Повторяю, что, излагая столь очевидные, всем доступные истины, я никоим образом не считаю себя бунтарем. Понятие бунта содержит в себе идею ненависти или презрения к людям. Боюсь, что бунтарь не способен дать столько же любви тем, кого он любит, сколько ненависти тем, кого он ненавидит. Подлинные враги общества не те, кого оно эксплуатирует или тиранит, а те, кого оно унижает. Вот почему в рядах революционных партий так много безработных бакалавров. У меня нет никаких причин для личной неприязни к обществу, и если я и хочу, чтобы оно изменилось или чтобы оно погибло, то желание это вполне бескорыстно. По правде говоря, общество не обмануло моих надежд, поскольку мне не пришло в голову просить у него то, чего оно мне дать не в состоянии: честь и счастье. Общество раздает награды и членство в Академии, я не хочу ни того и ни другого. Что касается состояния, то не будем о нем говорить: я совершенно неспособен обогатиться ни при каком режиме. Поэтому я считаю, что я следовал правилам игры. Я настолько странен, что воспитываю шестерых детей в период, когда отцы семейств как никогда заслуживают необычного титула, данного им Пеги: «эти величайшие авантюристы нашего времени» [137] . Разве не смешно слышать, как серьезные люди называют меня опасным возмутителем спокойствия, как будто мне самому нечего защищать? Они говорят об обществе как о своей собственности только потому, что они отдали ему на сохранение свои бумажные деньги, курс которых определяется спекуляцией. А то, что я отдаю на хранение обществу или по меньшей мере то, что постепенно, к моей тревоге, тает у него в руках, заключается в духовных ценностях, которые, слава богу, не имеют курса на банковском рынке, но зато являются залогом всех других ценностей, без них и преисполненные важности глупцы, что критикуют меня, были бы полным ничтожеством.
137
«Эти величайшие авантюристы нашего времени». — Это выражение фигурирует в книге Шарля Пеги (1873–1914) «Кино, диалог истории языческой души» (1917).
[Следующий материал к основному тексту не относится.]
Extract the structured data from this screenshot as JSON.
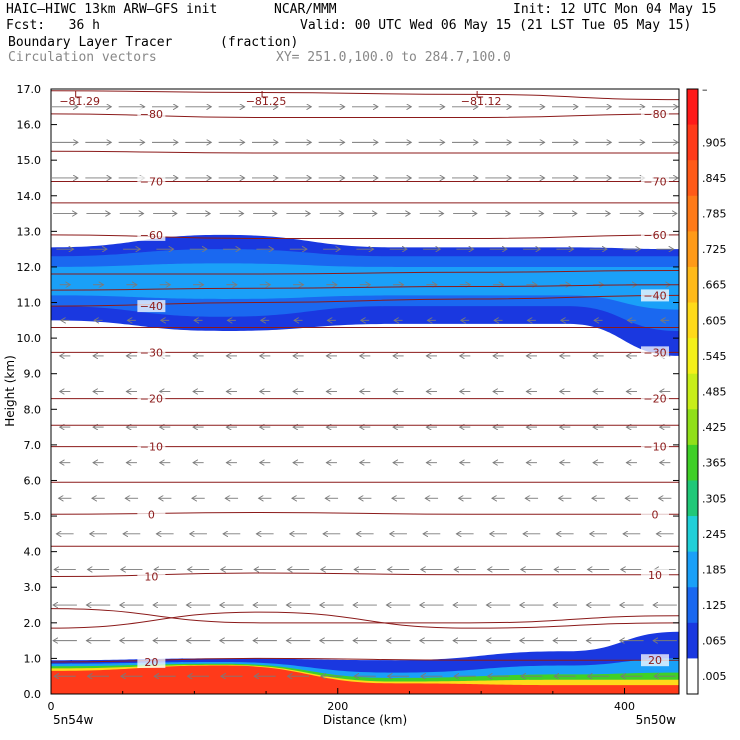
{
  "header": {
    "model": "HAIC–HIWC 13km ARW–GFS init",
    "org": "NCAR/MMM",
    "init": "Init: 12 UTC Mon 04 May 15",
    "fcst": "Fcst:   36 h",
    "valid": "Valid: 00 UTC Wed 06 May 15 (21 LST Tue 05 May 15)",
    "field": "Boundary Layer Tracer",
    "units": "(fraction)",
    "vectors": "Circulation vectors",
    "xy": "XY= 251.0,100.0 to 284.7,100.0"
  },
  "colors": {
    "contour": "#8b1a1a",
    "vector": "#7a7a7a",
    "bg": "#ffffff"
  },
  "chart_data": {
    "type": "cross-section",
    "xlabel": "Distance (km)",
    "ylabel": "Height (km)",
    "xlim": [
      0,
      438
    ],
    "ylim": [
      0,
      17
    ],
    "x_ticks": [
      0,
      200,
      400
    ],
    "x_tick_labels": [
      "0",
      "200",
      "400"
    ],
    "y_ticks": [
      0,
      1,
      2,
      3,
      4,
      5,
      6,
      7,
      8,
      9,
      10,
      11,
      12,
      13,
      14,
      15,
      16,
      17
    ],
    "y_tick_labels": [
      "0.0",
      "1.0",
      "2.0",
      "3.0",
      "4.0",
      "5.0",
      "6.0",
      "7.0",
      "8.0",
      "9.0",
      "10.0",
      "11.0",
      "12.0",
      "13.0",
      "14.0",
      "15.0",
      "16.0",
      "17.0"
    ],
    "endpoints": {
      "left": "5n54w",
      "right": "5n50w"
    },
    "colorbar": {
      "labels": [
        "–",
        ".905",
        ".845",
        ".785",
        ".725",
        ".665",
        ".605",
        ".545",
        ".485",
        ".425",
        ".365",
        ".305",
        ".245",
        ".185",
        ".125",
        ".065",
        ".005"
      ],
      "colors": [
        "#ff1a1a",
        "#ff3a1a",
        "#ff5a18",
        "#ff7a18",
        "#ff9a18",
        "#ffba1a",
        "#ffda1a",
        "#f4f01a",
        "#c8ee1a",
        "#90e01a",
        "#40d028",
        "#20c878",
        "#20d0d8",
        "#1aa0f8",
        "#1a68f0",
        "#1a38e0",
        "#ffffff"
      ]
    },
    "temperature_contours": [
      {
        "label": "−80",
        "y": [
          16.3,
          16.2,
          16.2,
          16.3
        ]
      },
      {
        "label": "−70",
        "y": [
          14.4,
          14.4,
          14.4,
          14.4
        ]
      },
      {
        "label": "−60",
        "y": [
          12.9,
          12.8,
          12.8,
          12.9
        ]
      },
      {
        "label": "−40",
        "y": [
          10.9,
          11.0,
          11.1,
          11.2
        ]
      },
      {
        "label": "−30",
        "y": [
          9.6,
          9.6,
          9.6,
          9.6
        ]
      },
      {
        "label": "−20",
        "y": [
          8.3,
          8.3,
          8.3,
          8.3
        ]
      },
      {
        "label": "−10",
        "y": [
          6.95,
          6.95,
          6.95,
          6.95
        ]
      },
      {
        "label": "0",
        "y": [
          5.05,
          5.1,
          5.05,
          5.05
        ]
      },
      {
        "label": "10",
        "y": [
          3.3,
          3.4,
          3.35,
          3.35
        ]
      },
      {
        "label": "20",
        "y": [
          0.9,
          1.0,
          0.95,
          0.95
        ]
      }
    ],
    "plain_contours": [
      {
        "y": [
          16.95,
          16.9,
          16.85,
          16.7
        ]
      },
      {
        "y": [
          15.25,
          15.2,
          15.2,
          15.2
        ]
      },
      {
        "y": [
          13.8,
          13.8,
          13.8,
          13.8
        ]
      },
      {
        "y": [
          11.8,
          11.8,
          11.85,
          11.9
        ]
      },
      {
        "y": [
          11.35,
          11.4,
          11.45,
          11.5
        ]
      },
      {
        "y": [
          10.3,
          10.3,
          10.3,
          10.3
        ]
      },
      {
        "y": [
          7.55,
          7.55,
          7.55,
          7.55
        ]
      },
      {
        "y": [
          5.95,
          5.95,
          5.95,
          5.95
        ]
      },
      {
        "y": [
          4.15,
          4.15,
          4.15,
          4.15
        ]
      },
      {
        "y": [
          2.4,
          2.0,
          2.0,
          2.2
        ]
      },
      {
        "y": [
          1.85,
          2.3,
          1.85,
          2.0
        ]
      }
    ],
    "contour_x": [
      0,
      146,
      292,
      438
    ],
    "tropopause_labels": [
      {
        "text": "−81.29",
        "x": 20
      },
      {
        "text": "−81.25",
        "x": 150
      },
      {
        "text": "−81.12",
        "x": 300
      }
    ],
    "tracer_regions": [
      {
        "value": 0.065,
        "shape": "upper",
        "bottom": [
          10.5,
          10.2,
          10.4,
          10.4,
          9.5
        ],
        "top": [
          12.55,
          12.9,
          12.55,
          12.55,
          12.5
        ]
      },
      {
        "value": 0.125,
        "shape": "upper",
        "bottom": [
          10.9,
          10.6,
          10.9,
          10.9,
          10.2
        ],
        "top": [
          12.3,
          12.5,
          12.3,
          12.3,
          12.3
        ]
      },
      {
        "value": 0.185,
        "shape": "upper",
        "bottom": [
          11.2,
          11.1,
          11.2,
          11.2,
          10.8
        ],
        "top": [
          12.0,
          12.1,
          12.0,
          12.0,
          12.0
        ]
      },
      {
        "value": 0.065,
        "shape": "lower",
        "top": [
          0.95,
          1.0,
          0.95,
          1.2,
          1.75
        ]
      },
      {
        "value": 0.185,
        "shape": "lower",
        "top": [
          0.85,
          0.9,
          0.6,
          0.8,
          1.0
        ]
      },
      {
        "value": 0.365,
        "shape": "lower",
        "top": [
          0.78,
          0.85,
          0.45,
          0.55,
          0.6
        ]
      },
      {
        "value": 0.605,
        "shape": "lower",
        "top": [
          0.72,
          0.82,
          0.35,
          0.4,
          0.4
        ]
      },
      {
        "value": 0.905,
        "shape": "lower",
        "top": [
          0.65,
          0.8,
          0.3,
          0.25,
          0.25
        ]
      }
    ],
    "region_x": [
      0,
      120,
      240,
      360,
      438
    ],
    "wind_profile": [
      {
        "z": 16.5,
        "u": 1
      },
      {
        "z": 15.5,
        "u": 1
      },
      {
        "z": 14.5,
        "u": 1
      },
      {
        "z": 13.5,
        "u": 0.9
      },
      {
        "z": 12.5,
        "u": 0.6
      },
      {
        "z": 11.5,
        "u": 0.3
      },
      {
        "z": 10.5,
        "u": -0.2
      },
      {
        "z": 9.5,
        "u": -0.3
      },
      {
        "z": 8.5,
        "u": -0.3
      },
      {
        "z": 7.5,
        "u": -0.3
      },
      {
        "z": 6.5,
        "u": -0.3
      },
      {
        "z": 5.5,
        "u": -0.4
      },
      {
        "z": 4.5,
        "u": -0.6
      },
      {
        "z": 3.5,
        "u": -0.8
      },
      {
        "z": 2.5,
        "u": -0.9
      },
      {
        "z": 1.5,
        "u": -0.9
      },
      {
        "z": 0.5,
        "u": -0.8
      }
    ]
  }
}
Слово «порядок» не сходит у них с уст. Какой порядок? Существует христианский порядок. Наш порядок — это правопорядок. Прошу недоверчивых принять сейчас во внимание только сам принцип этого порядка и забыть о постоянных срывах в его мировом осуществлении. Этот порядок — порядок Христа, и католицизм сохранил его основные определения. Что касается его мирского осуществления, то не теологи, не казуисты и не доктора, а мы, христиане, должны о нем позаботиться. Однако большинство христиан, по-видимому, начисто забыли об этой элементарной истине. Они думают, что царство божье наступит само по себе при условии, что они будут соблюдать нормы морали, которые, кстати, являются общими для всех порядочных людей, не будут работать по воскресеньям (если только от этого не слишком пострадают дела), а будут в этот день ходить на простую мессу и сверх того — уважать духовных лиц, то есть следовать советам проявлять осторожность, на которые духовенство щедро от природы, и, наконец, стараться игнорировать или даже бесстыдно отрицать то, что могло бы «играть на руку противнику». Это — все равно, что говорить, что во время войны армия отвечает надеждам нации, если ее солдаты в парадных мундирах маршируют под музыку и безупречно отдают честь офицерам.